Época de campanha para a reeleição, cargos comissionados eram distribuídos ao gosto da clientela, assim como concursos públicos eram homologados sem qualquer parâmetro de necessidade ou capacidade de custeio. No caso de eleições perdidas, a máquina pública era sugada até a última gota no parco tempo entre outubro e dezembro que restava ao gestor, deixando ao sucessor um conjunto razoável de problemas criados artificialmente para servir de base à crítica posterior sobre a incapacidade de gestão do novo mandatário.
Esse cenário caótico fez surgir a primeira demanda por alguma ordem no caos. E o primeiro movimento foi a criação da Lei de Responsabilidade Fiscal, que traz uma série de mandamentos da boa gestão pública. Nesta norma estão condensados diversos institutos hoje muito caros para qualquer gestor que não esteja interessado em ter problemas com o Tribunal de Contas e com a Poder Judiciário.
Ocorre que esta Lei é do ano 2000 e os mais jovens precisam ter clareza que no ano 2000, apesar da grande discussão sobre o bug do milênio, a nossa Administração ainda estava na era paleozoica. Uns bons anos depois da Lei de Responsabilidade Fiscal, ainda era comum se deparar com máquinas de escrever pelas repartições públicas do nosso país.
O que isso significa? Que a fiscalização sobre o cumprimento da Lei de Responsabilidade Fiscal era muito capenga, por absoluta ausência de mecanismos eficientes de fiscalização.
Para a inteira alegria e satisfação daqueles que têm real interesse em uma Administração Pública eficiente e que cumpra a sua função de servir, as tecnologias avançaram tremendamente e, por consequência, ficaram gradativamente mais baratas e acessíveis. Há um bom tempo não há a menor justificativa para que qualquer órgão da Administração Pública não se valha de ferramentas tecnológicas para a gestão da máquina.
Não podemos nos enganar, ainda há muita planilha de Excel fazendo gestão de dados da Administração Pública, mas isso é uma outra discussão.

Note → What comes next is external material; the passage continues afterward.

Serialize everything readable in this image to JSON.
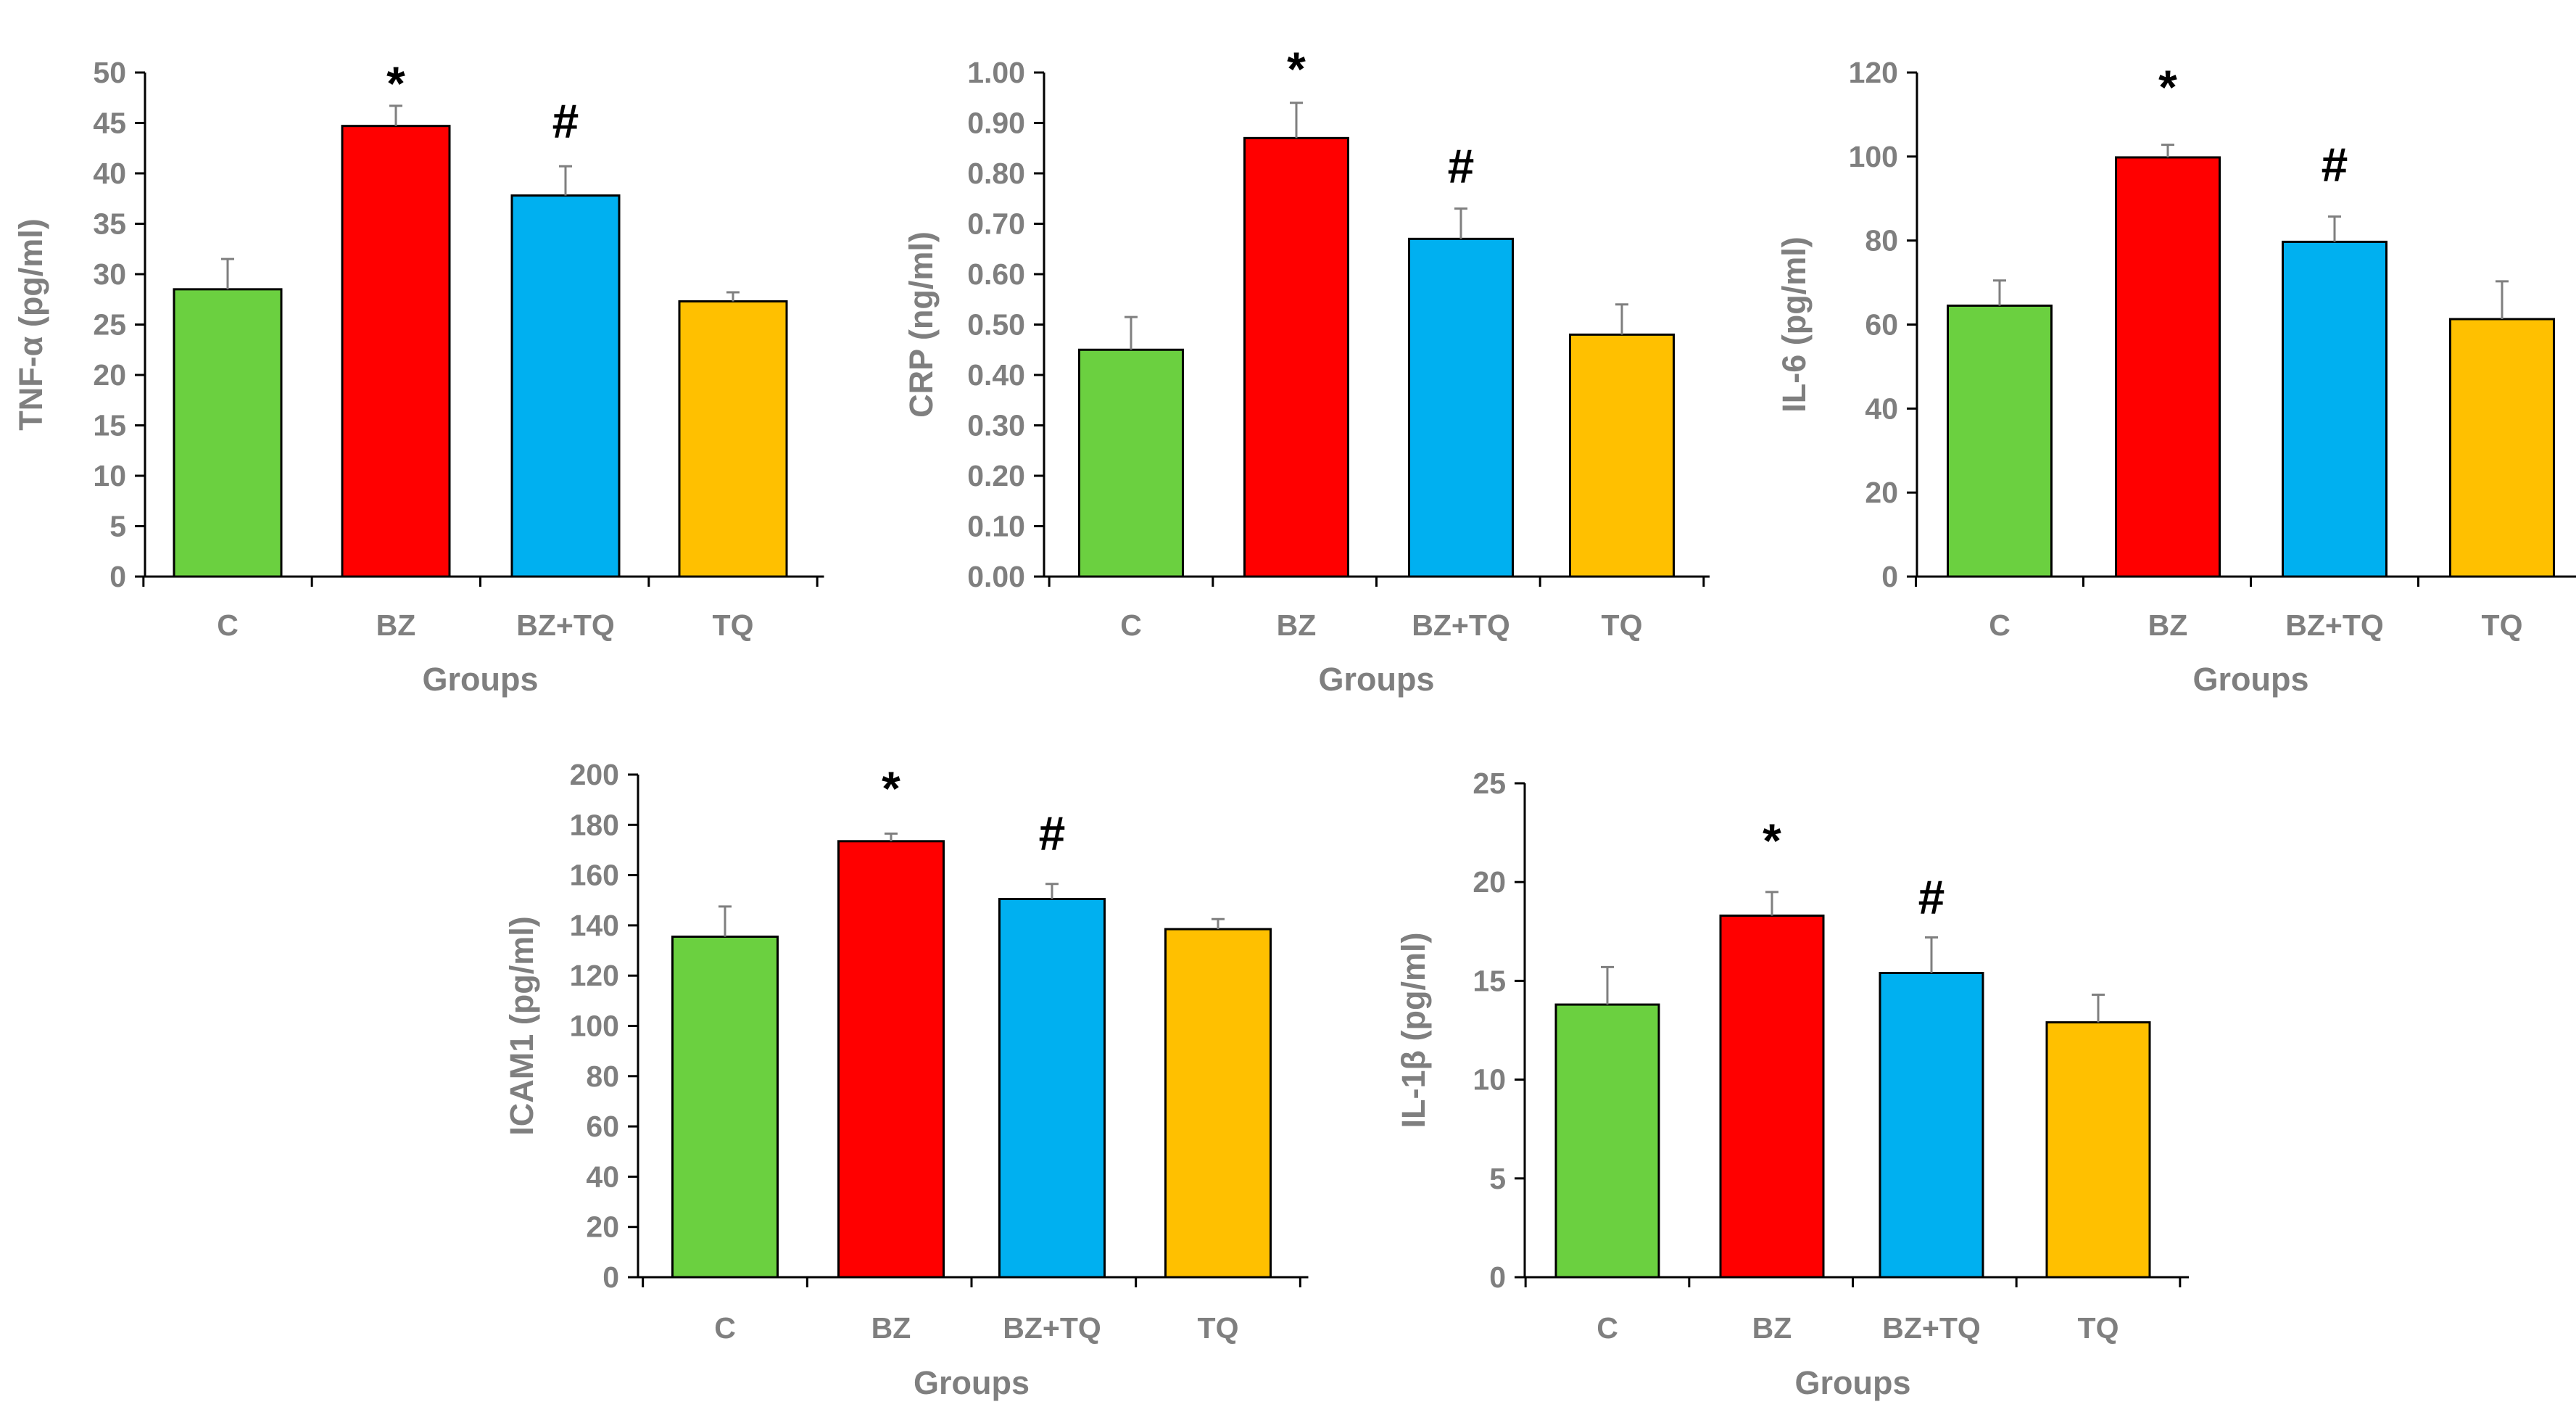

Fato é que temos computadores, sites, sistemas, login e senha, arquivos em nuvem e (se o bom senso prevalecer) back up das informações armazenadas aos milhares pelos bancos de dados dos diversos níveis governamentais.
Como se vê, com essa rápida mudança de contexto, foi ficando cada vez mais evidente que ainda convivíamos com uma realidade da gestão pública substancialmente diferente do que se imaginava no idealismo constitucional da abertura democrática de 1988. Ainda havia mal uso das verbas e cargos públicos e ainda havia contratações um tanto quanto questionáveis por parte da Administração (sem maiores justificativas).
Juntando um ponto com o outro, pouco mais de 10 anos após a Lei de Responsabilidade Fiscal, surge a Lei de Acesso à Informação. Em 2011, foi publicada a norma que já tinha previsão na Constituição da República de 1988, mas que até então não contava com vontade política. Entretanto, ao contrário do que muitos acreditam, política tem uma questão de contexto muito forte e o contexto da época não dava muita margem para negar a aprovação da lei.
Foi uma verdadeira bomba para os gestores que não eram lá muito zelosos com as verbas públicas, pois a lei impõe o dever de publicar na internet todas as contratações, gastos, compras, cargos, salários e pagamentos feitos pela Administração. Com surpresa para absolutamente ninguém, começaram a aparecer verdadeiras aberrações, como pagamentos de super salários, contratações completamente estapafúrdias, violações sistêmicas da lei orçamentária e das normas de contratação pública, dentre tantos outros itens da festa.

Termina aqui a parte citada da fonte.